Day one of the three Ridley men at home, cooped up together. He couldn’t tell if the knot in his stomach was from the usual nausea or the sinking reality of where life had dumped them. Swallowing hard, he resolved to make it a good day.
Just think happy thoughts.
Yeah, right.
The moment he opened the bedroom door, he smelled eggs and coffee. The kitchen was empty, but in the sink were the frying pan, one plate, one bowl, a coffee cup, fork and knife. His father must have already eaten. Debi ate breakfast at work and West hated eggs.
He wondered where the old codger was. Had to be outside.
Looking out the kitchen window, he saw a piece of paper fluttering in the early morning breeze. It was clipped to the clothesline.
“Give the kid a break,” he said, heading for the door.

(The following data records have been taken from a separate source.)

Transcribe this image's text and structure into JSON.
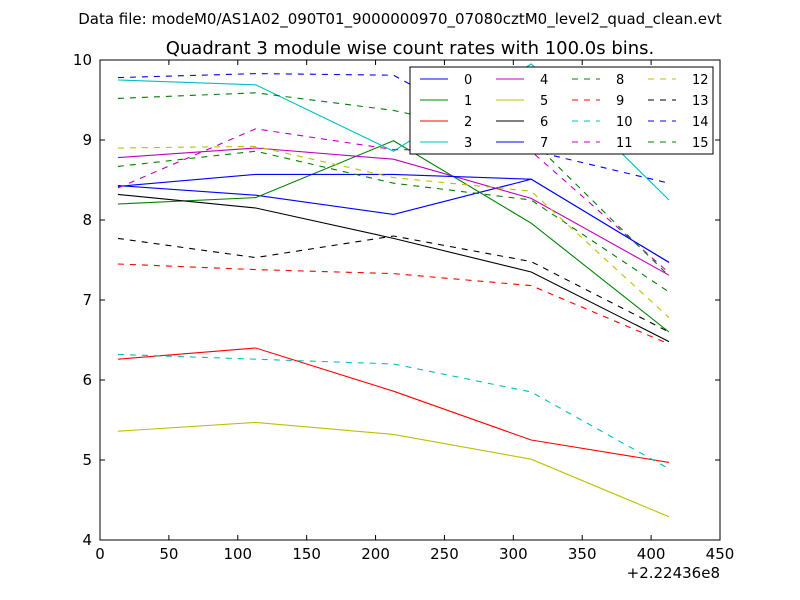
{
  "header": {
    "data_file": "Data file: modeM0/AS1A02_090T01_9000000970_07080cztM0_level2_quad_clean.evt"
  },
  "chart_data": {
    "type": "line",
    "title": "Quadrant 3 module wise count rates with 100.0s bins.",
    "xlabel": "",
    "ylabel": "",
    "x_offset_label": "+2.22436e8",
    "xlim": [
      0,
      450
    ],
    "ylim": [
      4,
      10
    ],
    "xticks": [
      0,
      50,
      100,
      150,
      200,
      250,
      300,
      350,
      400,
      450
    ],
    "yticks": [
      4,
      5,
      6,
      7,
      8,
      9,
      10
    ],
    "x": [
      13,
      113,
      213,
      313,
      413
    ],
    "legend_position": "top-right",
    "series": [
      {
        "name": "0",
        "color": "#0000ff",
        "style": "solid",
        "values": [
          8.43,
          8.31,
          8.07,
          8.51,
          7.47
        ]
      },
      {
        "name": "1",
        "color": "#008000",
        "style": "solid",
        "values": [
          8.2,
          8.28,
          8.99,
          7.96,
          6.6
        ]
      },
      {
        "name": "2",
        "color": "#ff0000",
        "style": "solid",
        "values": [
          6.26,
          6.4,
          5.86,
          5.25,
          4.97
        ]
      },
      {
        "name": "3",
        "color": "#00bfbf",
        "style": "solid",
        "values": [
          9.75,
          9.69,
          8.86,
          9.95,
          8.25
        ]
      },
      {
        "name": "4",
        "color": "#bf00bf",
        "style": "solid",
        "values": [
          8.78,
          8.9,
          8.76,
          8.27,
          7.31
        ]
      },
      {
        "name": "5",
        "color": "#bfbf00",
        "style": "solid",
        "values": [
          5.36,
          5.47,
          5.32,
          5.01,
          4.29
        ]
      },
      {
        "name": "6",
        "color": "#000000",
        "style": "solid",
        "values": [
          8.32,
          8.15,
          7.77,
          7.35,
          6.48
        ]
      },
      {
        "name": "7",
        "color": "#0000ff",
        "style": "solid",
        "values": [
          8.42,
          8.57,
          8.57,
          8.51,
          7.47
        ]
      },
      {
        "name": "8",
        "color": "#008000",
        "style": "dashed",
        "values": [
          8.67,
          8.86,
          8.46,
          8.25,
          7.1
        ]
      },
      {
        "name": "9",
        "color": "#ff0000",
        "style": "dashed",
        "values": [
          7.45,
          7.38,
          7.33,
          7.18,
          6.45
        ]
      },
      {
        "name": "10",
        "color": "#00bfbf",
        "style": "dashed",
        "values": [
          6.32,
          6.26,
          6.2,
          5.85,
          4.89
        ]
      },
      {
        "name": "11",
        "color": "#bf00bf",
        "style": "dashed",
        "values": [
          8.4,
          9.14,
          8.88,
          8.86,
          7.34
        ]
      },
      {
        "name": "12",
        "color": "#bfbf00",
        "style": "dashed",
        "values": [
          8.9,
          8.92,
          8.53,
          8.36,
          6.78
        ]
      },
      {
        "name": "13",
        "color": "#000000",
        "style": "dashed",
        "values": [
          7.77,
          7.53,
          7.8,
          7.48,
          6.6
        ]
      },
      {
        "name": "14",
        "color": "#0000ff",
        "style": "dashed",
        "values": [
          9.78,
          9.83,
          9.81,
          8.87,
          8.46
        ]
      },
      {
        "name": "15",
        "color": "#008000",
        "style": "dashed",
        "values": [
          9.52,
          9.59,
          9.37,
          9.0,
          7.3
        ]
      }
    ]
  }
}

Growing up, Matt found notes all over the house daily, each one outlining a chore that needed to be done. His father never verbally told him to do anything; it was all communicated by notes, with scribbles of allowance to be earned. He always did the work, but rarely saw the allowance.
Room and board. That’s your allowance. You like to eat, don’t you? I sure as shit don’t see you thumbing our nose at your mother’s cooking!
You like that bed? How about the roof and walls when it’s raining or cold outside?
Now clean that shit up like I wrote down and stop talking nonsense about getting paid. You’re not some Jew lawyer. This ain’t a courtroom. You can plead your case to the walls if you like.